In Other Words, Ride Out Your Fifteen Minutes with a Playboy Spread

New York Post: “Cutler, meanwhile, knows exactly how Haobsh feels….’She has to realize that her window of opportunity is very small. She needs to get out there, interview. She needs to make sure people don’t forget about her. As an author, it’s a good career move,’ Cutler adds. ‘She’s making a name for herself and even though she was anonymous before, she’s somebody now. And it depends on how good-looking she is, I hate to say this but if you’re going to have your picture taken, it helps.'”

Last We Heard, 180 Seconds is Enough to Realign the Hippocampus

We really wish we could make this, but we have other social obligations. Still, for all culture vultures, if Books by the Bay doesn’t whittle you down on Saturday afternoon, there’s the San Francisco 3-Minute Film Festival, which promises a variegated collection of films no more than three minutes long. It all goes down at Root Division, located at the corner of 17th and South Van Ness. (via the SFist)

Roundup in the Morning

  • The Sydney Morning-Herald examines the disparity between male and female writers, suggesting that female novelists outrank male novelists. Unfortunately, they base their conclusions on a survey from a print-on-demand publisher. Much as I’d love to hear that this news was real, I’d believe this claim if (a) the Morning-Herald had gone to the trouble of sifting through the hard data to corrooborate it, (b) a URL to the survey was listed or linked from the article, (c) the Morning-Herald had actually questioned the results instead of blindly accepting them from a publisher (rather than, say, a statistician). The chart in question can be found here, but it groups bestsellers together by decade, rather than by year or even week. Further, its blue male-centric arc travels downward all the way into the 2120s, basing this prediction on only fifty years of data. Is this another case of old media being bamboozled by new media? And why was SM-J reporter John Ezard so easily duped? [RELATED: Galleycat has some fun with Lulu’s graphics and notes that the Book Standard was also taken in by this “survey.”]
  • Editorial wunderkind Jonathan Karp is moving over to Warner Brothers. Warner Brothers publisher Jamie Raab said, “We’re hiring him because we believe he can do what he set out to do, so he’s going to have a great deal of control. But nobody gets total control.
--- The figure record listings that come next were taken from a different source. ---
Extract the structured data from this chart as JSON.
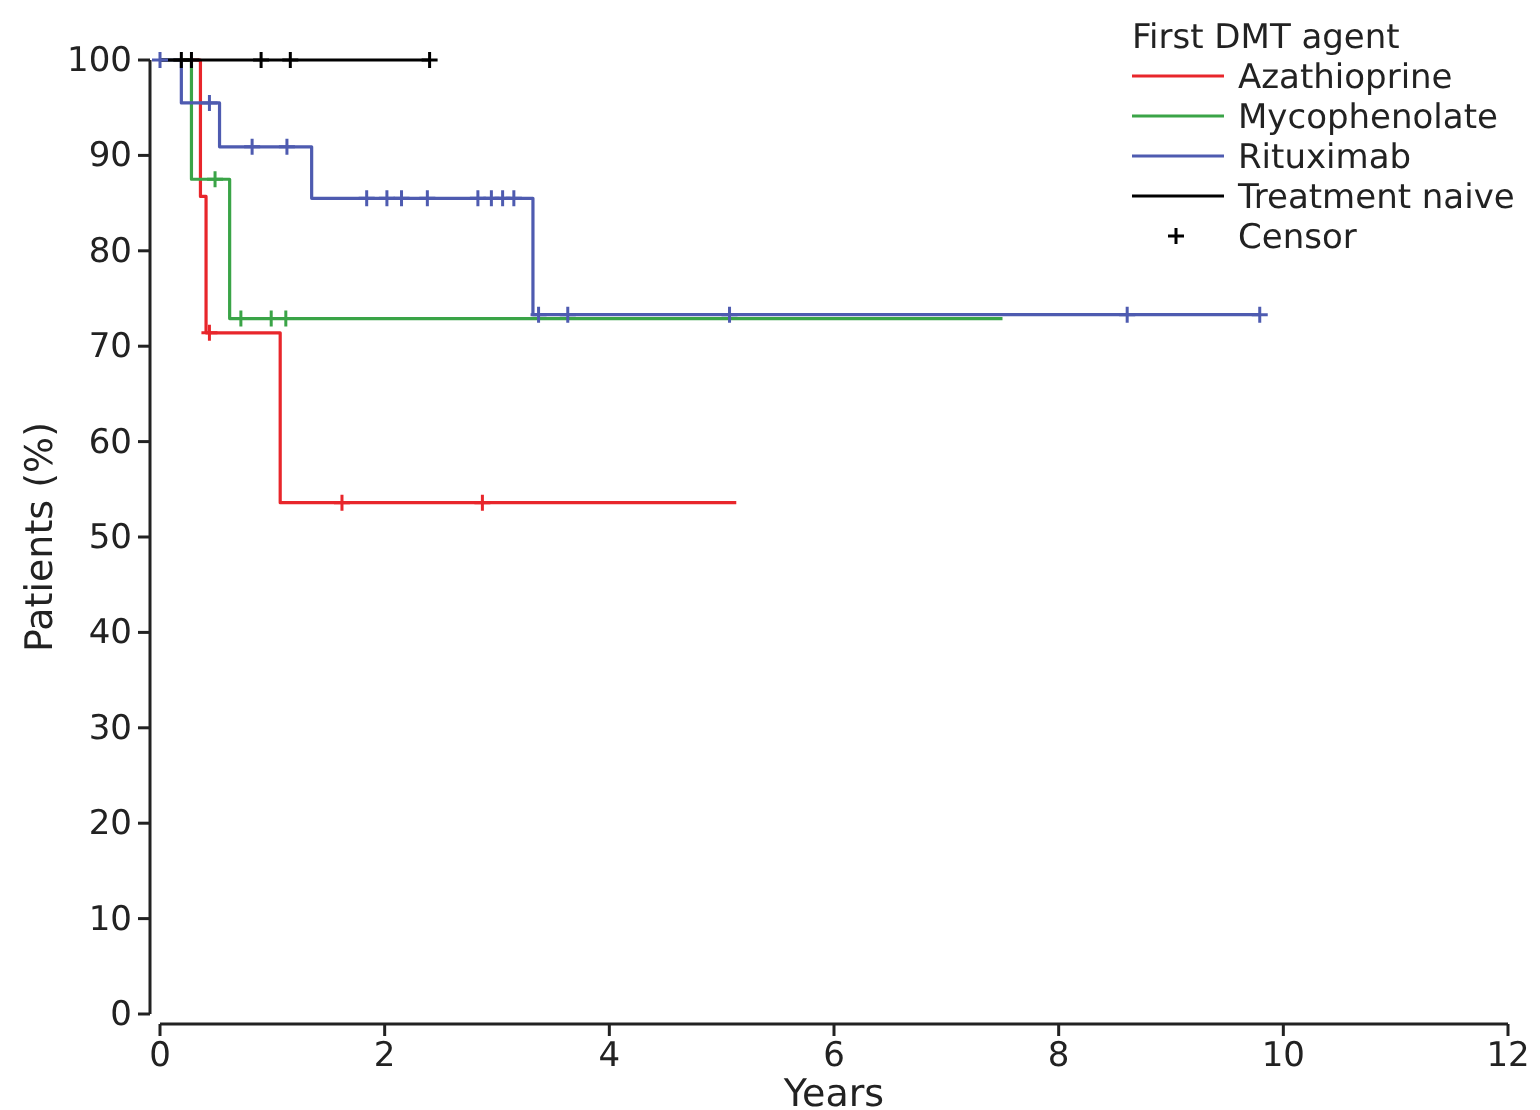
{
  "chart_data": {
    "type": "step",
    "xlabel": "Years",
    "ylabel": "Patients (%)",
    "legend_title": "First DMT agent",
    "legend": "top right",
    "grid": false,
    "xlim": [
      0,
      12
    ],
    "xticks": [
      0,
      2,
      4,
      6,
      8,
      10,
      12
    ],
    "ylim": [
      0,
      100
    ],
    "yticks": [
      0,
      10,
      20,
      30,
      40,
      50,
      60,
      70,
      80,
      90,
      100
    ],
    "series": [
      {
        "name": "Azathioprine",
        "color": "#e8262b",
        "x": [
          0,
          0.36,
          0.41,
          1.07,
          5.13
        ],
        "values": [
          100,
          85.7,
          71.4,
          53.6,
          53.6
        ]
      },
      {
        "name": "Mycophenolate",
        "color": "#3aa447",
        "x": [
          0,
          0.28,
          0.62,
          7.5
        ],
        "values": [
          100,
          87.5,
          72.9,
          72.9
        ]
      },
      {
        "name": "Rituximab",
        "color": "#4e5bb0",
        "x": [
          0,
          0.19,
          0.53,
          1.35,
          3.32,
          9.79
        ],
        "values": [
          100,
          95.5,
          90.9,
          85.5,
          73.3,
          73.3
        ]
      },
      {
        "name": "Treatment naive",
        "color": "#000000",
        "x": [
          0,
          2.4
        ],
        "values": [
          100,
          100
        ]
      },
      {
        "color": "#e8262b",
        "type": "scatter",
        "marker": "cross",
        "x": [
          0.44,
          1.62,
          2.87
        ],
        "values": [
          71.4,
          53.6,
          53.6
        ]
      },
      {
        "color": "#3aa447",
        "type": "scatter",
        "marker": "cross",
        "x": [
          0.49,
          0.72,
          0.99,
          1.12
        ],
        "values": [
          87.5,
          72.9,
          72.9,
          72.9
        ]
      },
      {
        "color": "#4e5bb0",
        "type": "scatter",
        "marker": "cross",
        "x": [
          0,
          0.44,
          0.82,
          1.13,
          1.84,
          2.02,
          2.15,
          2.38,
          2.83,
          2.95,
          3.05,
          3.15,
          3.37,
          3.63,
          5.07,
          8.61,
          9.79
        ],
        "values": [
          100,
          95.5,
          90.9,
          90.9,
          85.5,
          85.5,
          85.5,
          85.5,
          85.5,
          85.5,
          85.5,
          85.5,
          73.3,
          73.3,
          73.3,
          73.3,
          73.3
        ]
      },
      {
        "name": "Censor",
        "color": "#000000",
        "type": "scatter",
        "marker": "cross",
        "x": [
          0.19,
          0.28,
          0.9,
          1.16,
          2.4
        ],
        "values": [
          100,
          100,
          100,
          100,
          100
        ]
      }
    ]
  }
}
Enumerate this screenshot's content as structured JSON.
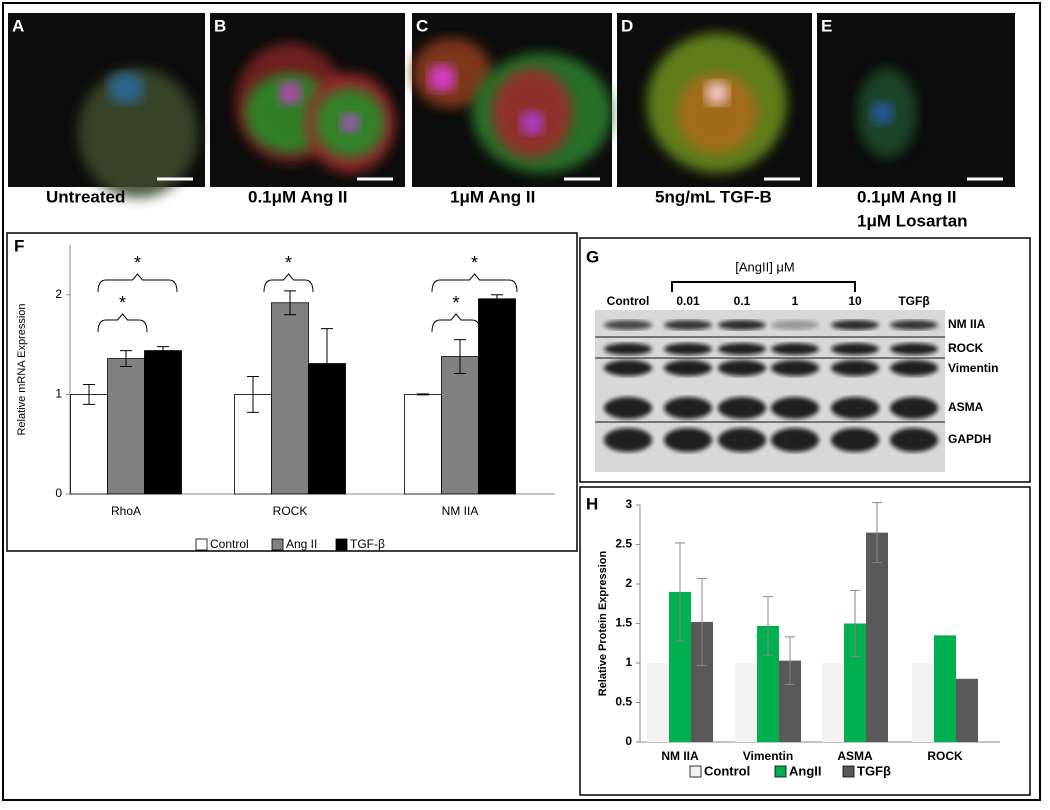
{
  "panels": [
    {
      "label": "A",
      "caption_lines": [
        "Untreated"
      ]
    },
    {
      "label": "B",
      "caption_lines": [
        "0.1μM Ang II"
      ]
    },
    {
      "label": "C",
      "caption_lines": [
        "1μM Ang II"
      ]
    },
    {
      "label": "D",
      "caption_lines": [
        "5ng/mL TGF-B"
      ]
    },
    {
      "label": "E",
      "caption_lines": [
        "0.1μM Ang II",
        "1μM Losartan"
      ]
    }
  ],
  "blot": {
    "label": "G",
    "dose_label": "[AngII] μM",
    "lanes": [
      "Control",
      "0.01",
      "0.1",
      "1",
      "10",
      "TGFβ"
    ],
    "bands": [
      "NM IIA",
      "ROCK",
      "Vimentin",
      "ASMA",
      "GAPDH"
    ]
  },
  "chart_data": [
    {
      "type": "bar",
      "panel_label": "F",
      "y_label": "Relative mRNA Expression",
      "categories": [
        "RhoA",
        "ROCK",
        "NM IIA"
      ],
      "series": [
        {
          "name": "Control",
          "color": "#ffffff",
          "values": [
            1,
            1,
            1
          ],
          "errors": [
            0.1,
            0.18,
            0.005
          ]
        },
        {
          "name": "Ang II",
          "color": "#808080",
          "values": [
            1.36,
            1.92,
            1.38
          ],
          "errors": [
            0.08,
            0.12,
            0.17
          ]
        },
        {
          "name": "TGF-β",
          "color": "#000000",
          "values": [
            1.44,
            1.31,
            1.96
          ],
          "errors": [
            0.04,
            0.35,
            0.04
          ]
        }
      ],
      "ylim": [
        0,
        2.5
      ],
      "yticks": [
        0,
        1,
        2
      ],
      "annotations": [
        "*",
        "*",
        "*",
        "*",
        "*"
      ]
    },
    {
      "type": "bar",
      "panel_label": "H",
      "y_label": "Relative Protein Expression",
      "categories": [
        "NM IIA",
        "Vimentin",
        "ASMA",
        "ROCK"
      ],
      "series": [
        {
          "name": "Control",
          "color": "#f2f2f2",
          "values": [
            1,
            1,
            1,
            1
          ],
          "errors": [
            null,
            null,
            null,
            null
          ]
        },
        {
          "name": "AngII",
          "color": "#00b050",
          "values": [
            1.9,
            1.47,
            1.5,
            1.35
          ],
          "errors": [
            0.62,
            0.37,
            0.42,
            null
          ]
        },
        {
          "name": "TGFβ",
          "color": "#595959",
          "values": [
            1.52,
            1.03,
            2.65,
            0.8
          ],
          "errors": [
            0.55,
            0.3,
            0.38,
            null
          ]
        }
      ],
      "ylim": [
        0,
        3
      ],
      "yticks": [
        0,
        0.5,
        1,
        1.5,
        2,
        2.5,
        3
      ]
    }
  ]
}
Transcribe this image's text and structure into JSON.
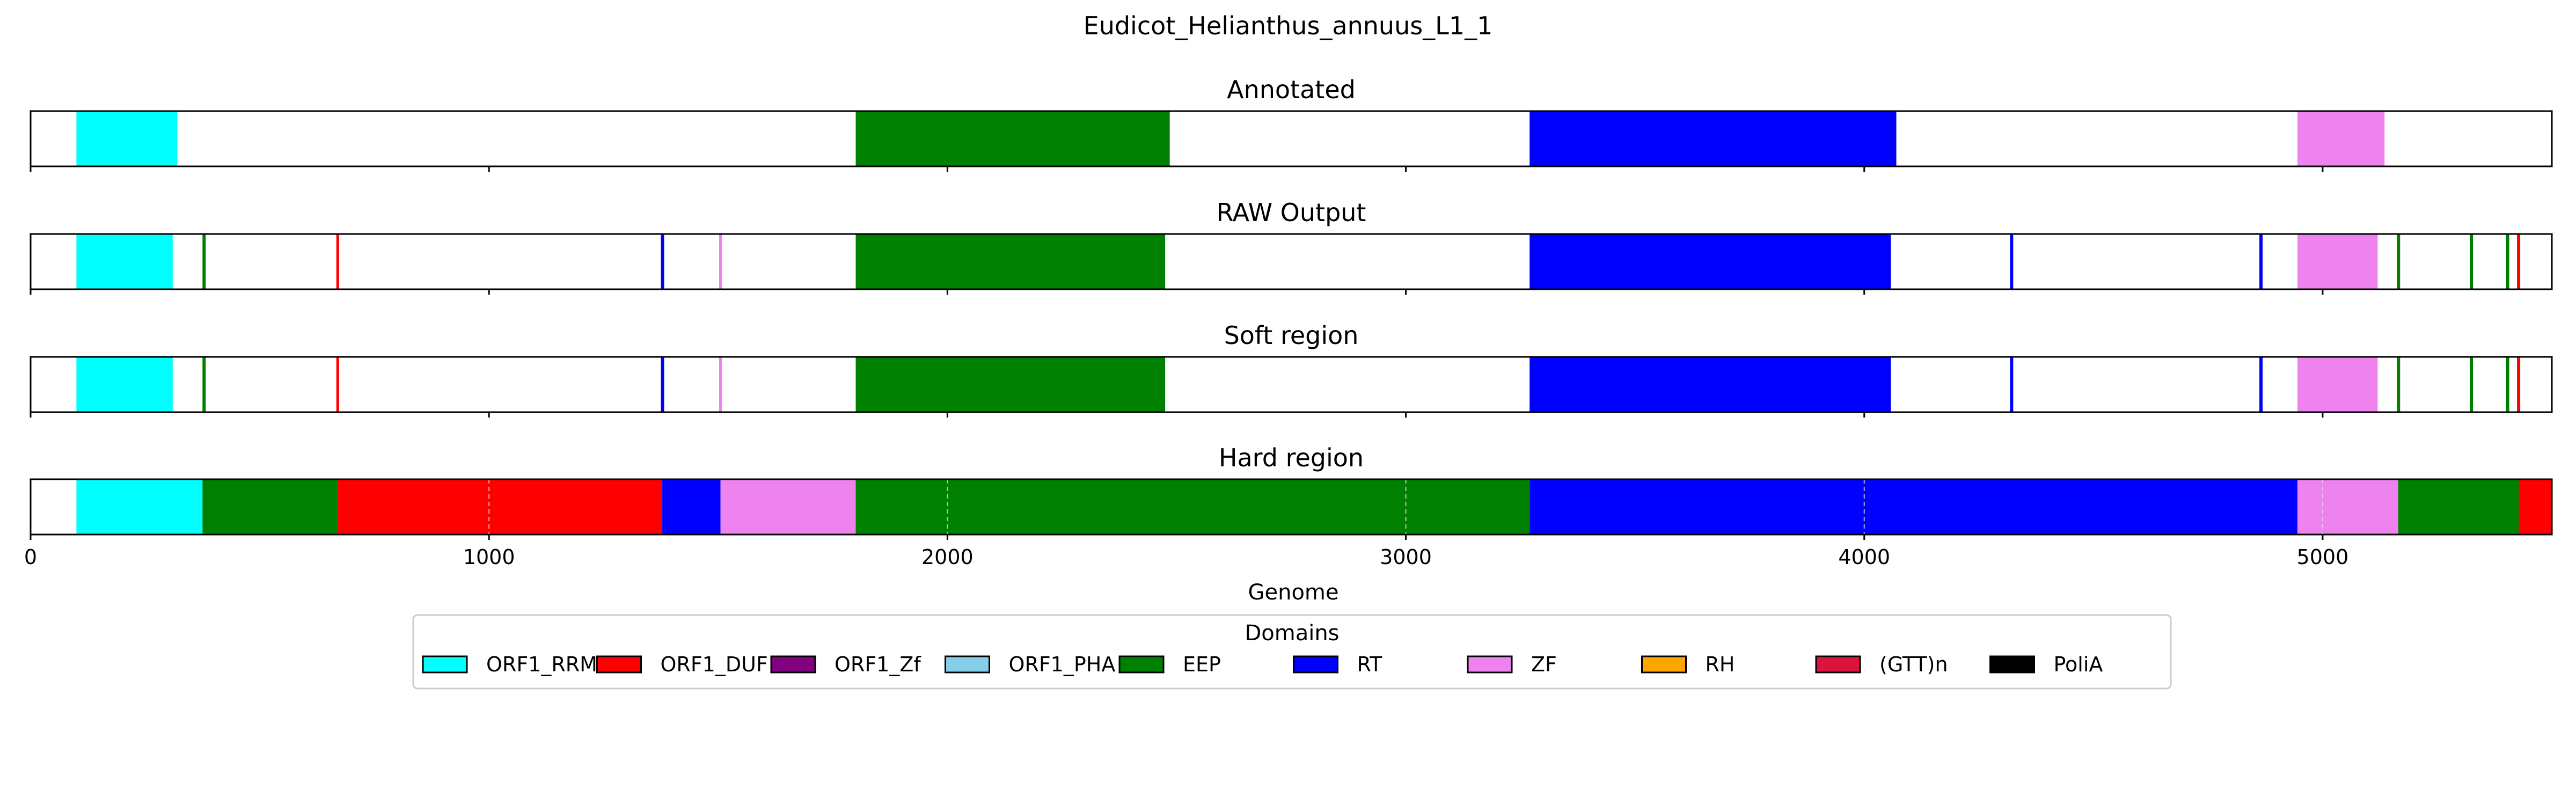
{
  "chart_data": {
    "type": "genome-track",
    "title": "Eudicot_Helianthus_annuus_L1_1",
    "xlabel": "Genome",
    "xlim": [
      0,
      5500
    ],
    "xticks": [
      0,
      1000,
      2000,
      3000,
      4000,
      5000
    ],
    "grid": "dashed vertical lines at x ticks (bottom panel)",
    "legend": {
      "title": "Domains",
      "placement": "bottom-center",
      "entries": [
        {
          "name": "ORF1_RRM",
          "color": "#00ffff"
        },
        {
          "name": "ORF1_DUF",
          "color": "#ff0000"
        },
        {
          "name": "ORF1_Zf",
          "color": "#800080"
        },
        {
          "name": "ORF1_PHA",
          "color": "#87ceeb"
        },
        {
          "name": "EEP",
          "color": "#008000"
        },
        {
          "name": "RT",
          "color": "#0000ff"
        },
        {
          "name": "ZF",
          "color": "#ee82ee"
        },
        {
          "name": "RH",
          "color": "#ffa500"
        },
        {
          "name": "(GTT)n",
          "color": "#dc143c"
        },
        {
          "name": "PoliA",
          "color": "#000000"
        }
      ]
    },
    "panels": [
      {
        "title": "Annotated",
        "segments": [
          {
            "domain": "ORF1_RRM",
            "start": 100,
            "end": 320
          },
          {
            "domain": "EEP",
            "start": 1800,
            "end": 2485
          },
          {
            "domain": "RT",
            "start": 3270,
            "end": 4070
          },
          {
            "domain": "ZF",
            "start": 4945,
            "end": 5135
          }
        ]
      },
      {
        "title": "RAW Output",
        "segments": [
          {
            "domain": "ORF1_RRM",
            "start": 100,
            "end": 310
          },
          {
            "domain": "EEP",
            "start": 375,
            "end": 382
          },
          {
            "domain": "ORF1_DUF",
            "start": 667,
            "end": 673
          },
          {
            "domain": "RT",
            "start": 1375,
            "end": 1382
          },
          {
            "domain": "ZF",
            "start": 1502,
            "end": 1508
          },
          {
            "domain": "EEP",
            "start": 1800,
            "end": 2475
          },
          {
            "domain": "RT",
            "start": 3270,
            "end": 4058
          },
          {
            "domain": "RT",
            "start": 4318,
            "end": 4325
          },
          {
            "domain": "RT",
            "start": 4862,
            "end": 4869
          },
          {
            "domain": "ZF",
            "start": 4945,
            "end": 5120
          },
          {
            "domain": "EEP",
            "start": 5162,
            "end": 5169
          },
          {
            "domain": "EEP",
            "start": 5321,
            "end": 5328
          },
          {
            "domain": "EEP",
            "start": 5400,
            "end": 5407
          },
          {
            "domain": "ORF1_DUF",
            "start": 5424,
            "end": 5431
          }
        ]
      },
      {
        "title": "Soft region",
        "segments": [
          {
            "domain": "ORF1_RRM",
            "start": 100,
            "end": 310
          },
          {
            "domain": "EEP",
            "start": 375,
            "end": 382
          },
          {
            "domain": "ORF1_DUF",
            "start": 667,
            "end": 673
          },
          {
            "domain": "RT",
            "start": 1375,
            "end": 1382
          },
          {
            "domain": "ZF",
            "start": 1502,
            "end": 1508
          },
          {
            "domain": "EEP",
            "start": 1800,
            "end": 2475
          },
          {
            "domain": "RT",
            "start": 3270,
            "end": 4058
          },
          {
            "domain": "RT",
            "start": 4318,
            "end": 4325
          },
          {
            "domain": "RT",
            "start": 4862,
            "end": 4869
          },
          {
            "domain": "ZF",
            "start": 4945,
            "end": 5120
          },
          {
            "domain": "EEP",
            "start": 5162,
            "end": 5169
          },
          {
            "domain": "EEP",
            "start": 5321,
            "end": 5328
          },
          {
            "domain": "EEP",
            "start": 5400,
            "end": 5407
          },
          {
            "domain": "ORF1_DUF",
            "start": 5424,
            "end": 5431
          }
        ]
      },
      {
        "title": "Hard region",
        "segments": [
          {
            "domain": "ORF1_RRM",
            "start": 100,
            "end": 375
          },
          {
            "domain": "EEP",
            "start": 375,
            "end": 670
          },
          {
            "domain": "ORF1_DUF",
            "start": 670,
            "end": 1378
          },
          {
            "domain": "RT",
            "start": 1378,
            "end": 1505
          },
          {
            "domain": "ZF",
            "start": 1505,
            "end": 1800
          },
          {
            "domain": "EEP",
            "start": 1800,
            "end": 3270
          },
          {
            "domain": "RT",
            "start": 3270,
            "end": 4945
          },
          {
            "domain": "ZF",
            "start": 4945,
            "end": 5165
          },
          {
            "domain": "EEP",
            "start": 5165,
            "end": 5428
          },
          {
            "domain": "ORF1_DUF",
            "start": 5428,
            "end": 5500
          }
        ]
      }
    ]
  }
}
We’re part of a corporate culture, and everybody has some controls placed on them.” Ms. Rabb then proceeded to unveil a leash and several buttons that had been surgically implanted into Mr. Karp’s skull, which would be used to keep Mr. Karp in his place during his upcoming stint at Warner, lest the uppity bastard get some crazy ideas.
  • Poet Stanley Kunitza is still alive! But for how long?
  • We were trying to avoid the whole Roman Polanski thing, but now Harper’s editor Lewis Lapham has offered testimony in Polanski’s libel case against Vanity Fair. Lapham was apparently the main source of the tale making the rounds that Polanski hit upon a Scandinavian model on his way to Sharon Tate’s funeral. What next? Robert Gottlieb called in as a character witness?
  • If you thought Macrovision was bad, apparently “some countermeasures” have been placed within Harry Potter and the Half-Blood Prince to curb privacy. The countermeasures have not, however, stopped people from revealing the major character who dies at the end of the book.
  • No Thanks: Why Your Acknowledgment Page Sucks. (via Maud)
  • I’m stunned that anyone would publish what this woman has to say. (via Mark)
  • And it looks like the folks in Kansas now have a pornography law on the books. Any material or performance is obscene if “the average person applying contemporary community standards would find that the material or performance, taken as a whole, appeals to the prurient interest” or the average person “has patently offensive representations or descriptions of intercourse or other sex acts.” Further, material or performance is obscene if “a reasonable person would find that the material or performance lacks serious literary, educational, artistic, political or scientific value.” What amuses me the most about this antediluvian approach to legislation is the distinction between “the average person applying contemporary community standards” and “a reasonable person.” Does this imply that the person applying community standards is unreasonable? How then can the law be successfully enforced?